More jostling occured as others tried to get in position to get a picture with Affleck. Then, amid the mayhem, Affeck leaned back toward me, touched my arm and delivered a line before his exit from the room.

“Maybe people are a little intimidated by the General,” Affleck said. “He’s imposing and seems serious. I don’t think people confer the same kind of gravitas on me.”

‘Can we get a picture?” another Iowan asked.

”Sure, take the picture,” Affleck replied.

Des Moines Register chief political reporter Thomas Beaumont offered this assessment a short while later: “He (Mr. Affleck) re-established eye contact with you, and you broke away. I mean, he sought you. He sought you.”

Perhaps it was the breath mints.
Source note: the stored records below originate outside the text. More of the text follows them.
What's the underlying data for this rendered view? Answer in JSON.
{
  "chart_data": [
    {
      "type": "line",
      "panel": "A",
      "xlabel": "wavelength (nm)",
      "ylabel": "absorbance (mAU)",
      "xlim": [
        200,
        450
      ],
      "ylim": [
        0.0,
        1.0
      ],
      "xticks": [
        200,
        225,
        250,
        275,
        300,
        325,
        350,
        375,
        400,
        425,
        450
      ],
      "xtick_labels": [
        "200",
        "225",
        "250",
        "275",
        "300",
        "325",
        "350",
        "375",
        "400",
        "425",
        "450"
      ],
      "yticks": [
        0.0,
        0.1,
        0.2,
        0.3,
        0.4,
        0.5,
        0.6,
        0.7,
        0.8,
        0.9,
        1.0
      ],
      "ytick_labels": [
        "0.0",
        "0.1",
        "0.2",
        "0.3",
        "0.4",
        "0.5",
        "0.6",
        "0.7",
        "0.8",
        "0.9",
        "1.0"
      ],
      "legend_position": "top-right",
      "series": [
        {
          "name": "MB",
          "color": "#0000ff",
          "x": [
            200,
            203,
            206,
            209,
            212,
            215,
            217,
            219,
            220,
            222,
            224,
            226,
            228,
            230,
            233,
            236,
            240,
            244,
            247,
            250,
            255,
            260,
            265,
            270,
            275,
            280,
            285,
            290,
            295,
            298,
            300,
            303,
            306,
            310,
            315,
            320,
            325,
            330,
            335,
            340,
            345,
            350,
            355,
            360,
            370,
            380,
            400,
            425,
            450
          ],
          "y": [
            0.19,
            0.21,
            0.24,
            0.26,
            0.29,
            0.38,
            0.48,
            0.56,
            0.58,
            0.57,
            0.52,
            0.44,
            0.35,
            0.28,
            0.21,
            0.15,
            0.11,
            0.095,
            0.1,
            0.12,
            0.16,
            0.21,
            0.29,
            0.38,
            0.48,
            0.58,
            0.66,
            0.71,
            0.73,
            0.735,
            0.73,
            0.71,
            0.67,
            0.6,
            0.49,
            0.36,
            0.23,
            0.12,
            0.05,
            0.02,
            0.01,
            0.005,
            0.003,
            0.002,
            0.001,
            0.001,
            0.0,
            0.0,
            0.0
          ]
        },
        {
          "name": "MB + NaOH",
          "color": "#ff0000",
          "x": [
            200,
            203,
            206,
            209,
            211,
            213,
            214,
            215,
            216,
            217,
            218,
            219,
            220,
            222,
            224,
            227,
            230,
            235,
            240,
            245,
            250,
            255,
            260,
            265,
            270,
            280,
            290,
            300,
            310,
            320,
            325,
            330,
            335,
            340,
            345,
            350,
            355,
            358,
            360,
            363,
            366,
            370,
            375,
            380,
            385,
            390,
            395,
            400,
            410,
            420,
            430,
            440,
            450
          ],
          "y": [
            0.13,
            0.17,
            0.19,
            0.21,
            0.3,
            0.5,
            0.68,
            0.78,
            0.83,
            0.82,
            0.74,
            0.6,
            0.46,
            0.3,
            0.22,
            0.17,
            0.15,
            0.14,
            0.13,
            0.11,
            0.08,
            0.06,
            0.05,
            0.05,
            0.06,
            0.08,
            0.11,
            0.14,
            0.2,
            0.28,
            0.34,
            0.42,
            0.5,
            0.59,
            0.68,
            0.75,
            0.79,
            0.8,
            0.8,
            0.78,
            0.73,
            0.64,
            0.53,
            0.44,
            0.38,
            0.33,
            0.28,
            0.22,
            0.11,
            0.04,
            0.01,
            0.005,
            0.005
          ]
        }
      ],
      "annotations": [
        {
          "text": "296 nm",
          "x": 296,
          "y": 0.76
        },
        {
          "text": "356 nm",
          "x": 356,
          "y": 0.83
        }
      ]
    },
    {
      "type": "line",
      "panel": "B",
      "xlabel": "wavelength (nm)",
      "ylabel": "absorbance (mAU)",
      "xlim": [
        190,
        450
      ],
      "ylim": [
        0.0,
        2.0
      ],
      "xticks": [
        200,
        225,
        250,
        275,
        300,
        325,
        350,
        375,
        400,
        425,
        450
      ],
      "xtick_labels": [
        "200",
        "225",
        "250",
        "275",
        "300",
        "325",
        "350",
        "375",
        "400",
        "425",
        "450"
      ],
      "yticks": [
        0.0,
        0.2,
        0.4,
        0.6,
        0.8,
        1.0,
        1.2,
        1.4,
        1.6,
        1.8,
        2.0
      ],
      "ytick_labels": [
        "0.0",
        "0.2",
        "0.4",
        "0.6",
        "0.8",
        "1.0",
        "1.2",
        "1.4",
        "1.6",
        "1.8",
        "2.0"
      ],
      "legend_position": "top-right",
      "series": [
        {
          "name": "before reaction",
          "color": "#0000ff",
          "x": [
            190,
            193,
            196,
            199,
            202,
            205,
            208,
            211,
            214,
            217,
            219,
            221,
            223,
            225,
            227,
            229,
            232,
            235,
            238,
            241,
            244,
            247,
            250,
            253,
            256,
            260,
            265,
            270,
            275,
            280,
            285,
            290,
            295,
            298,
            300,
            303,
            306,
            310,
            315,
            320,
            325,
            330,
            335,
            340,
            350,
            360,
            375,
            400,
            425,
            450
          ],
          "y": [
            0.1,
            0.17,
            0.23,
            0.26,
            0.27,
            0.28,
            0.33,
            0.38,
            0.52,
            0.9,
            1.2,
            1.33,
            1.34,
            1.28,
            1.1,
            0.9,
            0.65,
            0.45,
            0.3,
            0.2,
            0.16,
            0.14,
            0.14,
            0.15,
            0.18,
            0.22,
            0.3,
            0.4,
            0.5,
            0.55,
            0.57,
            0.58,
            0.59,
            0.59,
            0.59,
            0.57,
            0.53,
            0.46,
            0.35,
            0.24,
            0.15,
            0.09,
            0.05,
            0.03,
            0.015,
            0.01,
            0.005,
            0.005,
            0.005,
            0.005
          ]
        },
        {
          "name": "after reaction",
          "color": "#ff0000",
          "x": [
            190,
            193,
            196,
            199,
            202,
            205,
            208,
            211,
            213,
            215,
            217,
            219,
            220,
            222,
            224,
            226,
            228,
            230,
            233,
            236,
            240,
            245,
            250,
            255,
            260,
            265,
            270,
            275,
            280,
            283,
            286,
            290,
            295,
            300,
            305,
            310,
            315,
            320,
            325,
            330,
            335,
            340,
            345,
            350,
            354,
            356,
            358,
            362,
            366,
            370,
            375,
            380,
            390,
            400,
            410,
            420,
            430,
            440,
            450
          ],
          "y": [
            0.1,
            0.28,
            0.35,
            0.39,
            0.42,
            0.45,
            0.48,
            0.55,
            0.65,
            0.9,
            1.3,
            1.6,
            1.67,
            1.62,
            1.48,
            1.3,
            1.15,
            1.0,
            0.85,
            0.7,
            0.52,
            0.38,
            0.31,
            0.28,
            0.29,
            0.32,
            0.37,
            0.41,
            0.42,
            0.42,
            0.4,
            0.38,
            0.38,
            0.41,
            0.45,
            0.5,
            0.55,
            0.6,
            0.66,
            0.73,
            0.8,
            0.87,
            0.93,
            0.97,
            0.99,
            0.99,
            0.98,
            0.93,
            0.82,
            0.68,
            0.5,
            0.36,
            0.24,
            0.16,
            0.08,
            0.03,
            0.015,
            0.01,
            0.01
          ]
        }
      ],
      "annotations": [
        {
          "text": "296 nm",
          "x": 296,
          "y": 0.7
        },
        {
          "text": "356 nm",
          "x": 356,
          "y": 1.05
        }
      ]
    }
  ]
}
A fresh breath is always a great way to greet the day, or any movie star.

Chanon & Candace Opstvedt, 16- and 18-year-old sisters from Story City, got their picture taken with Affleck.

“AAAAHHHH!” they declared in a joint scream in the elevator afterwards.

“He’s, like, just as good looking in person as he is…” said one.

“He’s tall,” said the other, interrupting.

“Nice, and what can you say about him. He’s good looking.”

“He encourages young voters and that’s especially important to us.”

“And he’s a democrat.”

“We could go home now and be happy.”

Oh, and in reply to my friend Mary, who asked “where did he touch you?” — it was a touch to the forearm.

Enough Ben. Next, a funny story about the Iowa delegation’s phone. As you may notice when you’re watching the convention on t.v., the delegations have a conventional, old-style phone in their midst on the convention floor. The Kerry campaign puppeteers are on the other end of the line.

So, last night the phone rings, and the floor whip picks up it, to hear: “Michigan is waving their signs more.” A hang-up immediately followed. As you may know, Michiganders hate Iowa’s role as the first Caucus state, so there’s a little rivalry there. So, Jean Hessberg says she picked up a sign and started waving it like crazy, and her fellow Iowans got the message.

Now, I’m getting ready to write a piece about the young Iowans who’re part of the delegation here in Boston. And those of you will no doubt note there has been no complaining about food or lack of sleep today. I’m resolved to be Little Miss Positive for, oh, at least another hour or so.